Healey, who was elected as attorney general in 2014, won the governorship handily in November against Geoffrey G. Diehl, a former state representative endorsed by former President Donald J. Trump. She succeeds Charlie D. Baker ’79, who will be starting as the next president of the NCAA in March.
In addition to being the state’s first female elected governor, Healey is the third consecutive Harvard College graduate in the post — the 26th in the commonwealth’s history. She will also be one of the first two openly lesbian governors in American history, along with Governor-elect Tina Kotek of Oregon.

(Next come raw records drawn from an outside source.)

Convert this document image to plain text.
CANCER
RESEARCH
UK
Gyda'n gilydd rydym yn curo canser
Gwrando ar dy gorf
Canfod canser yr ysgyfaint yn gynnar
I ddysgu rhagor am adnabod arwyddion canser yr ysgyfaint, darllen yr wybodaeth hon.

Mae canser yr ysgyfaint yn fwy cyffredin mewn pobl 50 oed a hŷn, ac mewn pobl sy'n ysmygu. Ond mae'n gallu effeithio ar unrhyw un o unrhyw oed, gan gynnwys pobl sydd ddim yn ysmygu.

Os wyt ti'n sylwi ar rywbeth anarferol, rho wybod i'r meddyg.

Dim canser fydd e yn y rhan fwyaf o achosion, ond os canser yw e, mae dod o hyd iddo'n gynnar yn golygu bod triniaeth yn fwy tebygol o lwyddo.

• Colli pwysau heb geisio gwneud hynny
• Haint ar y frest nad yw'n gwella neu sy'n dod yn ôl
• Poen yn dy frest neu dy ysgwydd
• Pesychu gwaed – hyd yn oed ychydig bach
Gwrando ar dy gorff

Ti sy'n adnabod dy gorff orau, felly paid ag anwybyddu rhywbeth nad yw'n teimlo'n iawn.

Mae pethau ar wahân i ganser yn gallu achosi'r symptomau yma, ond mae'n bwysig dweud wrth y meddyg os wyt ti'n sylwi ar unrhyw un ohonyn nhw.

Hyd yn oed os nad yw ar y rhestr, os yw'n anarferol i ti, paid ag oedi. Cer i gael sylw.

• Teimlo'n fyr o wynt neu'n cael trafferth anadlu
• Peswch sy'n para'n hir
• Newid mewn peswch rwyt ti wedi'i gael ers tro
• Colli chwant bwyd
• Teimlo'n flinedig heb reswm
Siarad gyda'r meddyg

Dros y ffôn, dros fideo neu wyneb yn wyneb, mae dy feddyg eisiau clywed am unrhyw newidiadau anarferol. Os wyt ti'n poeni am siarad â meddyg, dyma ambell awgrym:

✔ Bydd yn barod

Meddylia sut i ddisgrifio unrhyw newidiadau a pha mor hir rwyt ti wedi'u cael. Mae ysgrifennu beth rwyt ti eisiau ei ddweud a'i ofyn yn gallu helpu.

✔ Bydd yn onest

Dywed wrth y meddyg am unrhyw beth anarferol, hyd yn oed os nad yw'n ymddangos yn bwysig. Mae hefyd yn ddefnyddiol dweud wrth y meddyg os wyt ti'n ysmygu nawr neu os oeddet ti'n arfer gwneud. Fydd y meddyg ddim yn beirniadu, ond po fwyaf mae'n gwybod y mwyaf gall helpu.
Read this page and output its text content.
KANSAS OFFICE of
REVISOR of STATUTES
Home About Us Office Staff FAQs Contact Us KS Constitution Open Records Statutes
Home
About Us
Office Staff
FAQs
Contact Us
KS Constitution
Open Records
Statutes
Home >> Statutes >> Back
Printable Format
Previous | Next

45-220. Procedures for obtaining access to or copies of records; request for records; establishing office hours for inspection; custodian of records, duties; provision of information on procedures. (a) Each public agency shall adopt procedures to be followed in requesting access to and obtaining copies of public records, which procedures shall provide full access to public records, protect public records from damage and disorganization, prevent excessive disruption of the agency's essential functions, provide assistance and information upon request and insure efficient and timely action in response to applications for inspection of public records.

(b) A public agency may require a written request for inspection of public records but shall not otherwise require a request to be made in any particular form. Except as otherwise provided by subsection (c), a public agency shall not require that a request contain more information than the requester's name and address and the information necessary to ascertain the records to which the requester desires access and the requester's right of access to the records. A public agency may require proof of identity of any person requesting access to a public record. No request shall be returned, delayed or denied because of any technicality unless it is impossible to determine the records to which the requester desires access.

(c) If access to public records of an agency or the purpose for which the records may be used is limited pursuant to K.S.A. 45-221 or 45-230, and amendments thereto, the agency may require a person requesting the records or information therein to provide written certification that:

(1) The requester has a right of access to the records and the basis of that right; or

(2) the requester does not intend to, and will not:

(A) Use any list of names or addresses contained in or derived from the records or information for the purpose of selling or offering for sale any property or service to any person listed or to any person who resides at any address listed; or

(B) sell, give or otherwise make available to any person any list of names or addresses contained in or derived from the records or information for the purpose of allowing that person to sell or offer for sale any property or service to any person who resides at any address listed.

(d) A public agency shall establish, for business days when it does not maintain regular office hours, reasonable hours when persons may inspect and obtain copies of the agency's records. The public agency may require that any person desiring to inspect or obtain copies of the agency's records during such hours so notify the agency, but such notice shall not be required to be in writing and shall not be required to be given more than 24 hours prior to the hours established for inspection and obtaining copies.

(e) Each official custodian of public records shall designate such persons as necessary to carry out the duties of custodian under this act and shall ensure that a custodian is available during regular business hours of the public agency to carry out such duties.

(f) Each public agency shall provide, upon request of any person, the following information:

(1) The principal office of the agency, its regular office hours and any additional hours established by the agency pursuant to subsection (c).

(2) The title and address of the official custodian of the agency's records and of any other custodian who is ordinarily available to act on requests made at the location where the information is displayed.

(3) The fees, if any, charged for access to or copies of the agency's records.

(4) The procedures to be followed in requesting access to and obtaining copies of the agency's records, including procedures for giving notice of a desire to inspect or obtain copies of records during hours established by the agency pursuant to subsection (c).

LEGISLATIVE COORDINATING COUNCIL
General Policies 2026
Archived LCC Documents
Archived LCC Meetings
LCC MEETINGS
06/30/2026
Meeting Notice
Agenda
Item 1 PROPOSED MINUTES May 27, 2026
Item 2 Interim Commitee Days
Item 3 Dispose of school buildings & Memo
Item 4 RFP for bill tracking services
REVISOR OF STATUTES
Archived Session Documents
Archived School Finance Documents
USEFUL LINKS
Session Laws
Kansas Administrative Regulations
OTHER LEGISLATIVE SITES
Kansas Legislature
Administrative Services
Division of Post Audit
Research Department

“I assume this office with humility, mindful of the weight of history, enlightened by the gift of gratitude,” Healey said in her inauguration speech in the Massachusetts State House chamber. “It is the honor of my life to lead this state.”
The audience included many current and former Massachusetts politicians, including Senator Edward J. Markey (D-MA), former Democratic presidential nominees Michael S. Dukakis and John F. Kerry, and former governors William F. Weld ’66 and Deval S. Patrick ’78.
In her speech, Healey pledged to make strides on a range of issues, including housing, child care, education, infrastructure, and climate change.
Citing Massachusetts’ higher-than-average rents, Healey said she planned to create the position of secretary of housing to coordinate housing and affordability goals across the state and “end the nightmare of high costs.”
“If we want Massachusetts to be a home for all, we need to build more places to live, and we need to make sure those homes are within reach,” Healey said to sustained applause.
Healey also promised to implement a child tax credit for Massachusetts families, calling attention to the state’s high child care costs.
“The strength of Massachusetts is its families,” Healey said. “So today, let us pledge to be the first state to solve the child care crisis.”
In addition, Healey pledged to create a new program she dubbed “MassReconnect,” which she said would offer a free community college education to people over the age of 25 who don’t already have a degree and provide greater funding for state universities.
“The first free school was established in our state almost 400 years ago,” Healey said. “We will continue to offer not just an education but the best education.”
Lieutenant Governor Kimberley L. Driscoll was also inaugurated alongside Healey.
Driscoll, who succeeded outgoing Lieutenant Governor Karyn E. Polito, thanked her predecessor and Baker for working across the aisle in their roles.
“They chose a bipartisan, people-centered approach and governed with a wide lens, a big heart, and an open mind,” Driscoll said in her inaugural address.
Healey has been building her cabinet for days now, selecting top officials to lead the state’s executive departments. On Wednesday, the day prior to her inauguration, she appointed two more officials, including Harvard University Chief Technology Officer Jason Snyder as the secretary of the Executive Office of Technology Services and Security.